Seperti air itu mengalir, berputar, mencari tempat rendah, menyesuaikan tempat di mana ia berada, tenang namun kuat, lembut namun dahsyat, diam namun tetap bergerak, tak bernafas namun hidup, mendingin, membeku, mengembang, mengeras, meleleh, fleksibel, memanas, mendidih, menguap, melembut, terbang tinggi namun tak lupa diri. Ia akan turun lagi untuk membawa pengharapan bagi kehidupan. Ia mengemban visi yang besar yaitu kehidupan. Segala segi kehidupan terkandung di dalamnya. Ia adalah dunia meski setetes. Ia adalah berbagai tempat yang ada, berbagai setuasi yang ada, berbagai kehidupan yang ada dan juga sekaligus yang tak ada.
Ia tak pernah memilih tempat tinggi, malah lebih memilih bagian terendah di bumi ini, meski bagian terkotorpun. Walaupun begitu ia tetap air. Di mana pun tempatnya ia tetap air dengan segala kepenuhannya. Ia tetap air yang tidak asing dengan semua makhluk, menyatu dalam darah dan daging. Ia dirindukan, dinantikan, diimpikan, dipuja, dicari, dihargai melebihi emas dan perak, namun ia pernah juga ditolak, disingkirkan, dibuang dalam tempat yang terjorok, direndahkan hingga tempat yang paling rendah, dinodai, dicemarkan, kehadirannya tak diinginkan. Ia menjadi bukti akan cinta Allah, namun dapat juga menjadi bukti akan murka Allah. Selebihnya ia hanyalah sebuah alat.
Dengan begitu ia mengalami rupa-rupa kehidupan, ia masuk ke dalam berbagai segi kehidupan, dan juga masuk ke dalam kematian. Dengan itu ia benar-benar menyatu dengan kehidupan dan juga kematian. Karena yang ia alami itu juga menjadi milik namun bukan untuk pribadi, untuk dibagikan dalam kelimpahan. Ia disebut sumber kehidupan justru karena berani mendidih, berani menguap, berani membeku, berani dibuang dalam jamban, mau bercampur dengan yang disingkirkan, mau menyatu dengan yang tak berguna, tidak takut api meski harus mendidih, tidak menyerah dengan kerasnya karang, tidak takut menjadi bau, tidak takut menjadi kotor, tidak takut tercemar, tidak takut disingkirkan, tidak takut dibuang, tidak takut mati, tidak takut menjadi tidak berguna.
Ia tidak pernah memilih mau duduk atau berdiri, ia tidak pernah memilih mau berlari atau berjalan, ia tidak pernah memilih mau hidup atau mati, namun begitu ia tetap ada tidak pernah lenyap.
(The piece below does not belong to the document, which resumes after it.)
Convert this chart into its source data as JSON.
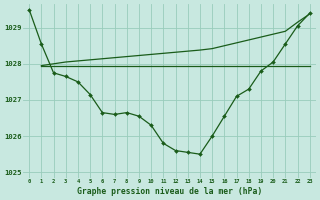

Dalam dirinya hanya ada kekosongan yang berisi. Ia tetap tinggal menetap dalam keberadaannya.
Karena dalam keadaan apapun, dalam situasi apapun, dalam wujud apapun, ia tidak kehilangan sifat hakikinya. Meski bercampur dengan berbagai macam zat namun ia sendiri tetap satu, tidak terpengaruh, tidak terikat. Ia dapat melepaskan diri dan berdiri sendiri dalam sifatnya yang asli. Ia memiliki kemerdekaan yang luas, kebebasan yang tak terkira. Lepas bebas.
Keberadaannya adalah sebuah pemurnian yang terus bergulir, berputar terus tak berujung, tidak pernah berhenti dan merasa puas diri. Jika pemurnian itu berhenti dalam fase tertentu, maka kehidupanpun juga terhenti. Namun ia tidak mementingkan diri sendiri, karena ia tidak menyadari secara egois akan keberadaannya yang hakiki. Itulah, yang berani menjadi segalanya, menerima segalanya, memberi segalanya akan menjadi penentu segalanya itu.
Dengan semua itu ia menjadi yang utuh, absolute, kedewasaan diri yang tak terukur, kedewasaan yang tak ada batasnya, kedewasaan yang tidak dipengaruhi situasi, ia berdiri sendiri, muncul sendiri dari kekosongan, berada dari ketiadaan. Dengan semua itu ia semakin murni, dengan semua itu ia semakin disucikan. Dengan cara itu ia semakin menjadi berkat, menjadi rahmat, menjadi sumber kehidupan.
Kedewasaan di sini bukan disebabkan oleh sesuatu hal, melainkan sebuah konsekuwensi dari proses pemurnian terus menerus, pergulatan terus menerus, keberanian mengalahkan diri, kesetiaan meski dalam ketidakpastian, ketaatan dalam kerendahan hati.
Kedewasaan tidak laindan bukan adalah kesucian itu sendiri, yang diukur berdasar ranah illahi, bukan berdasar pandangan-pandangan kesia-siaan dari manusia.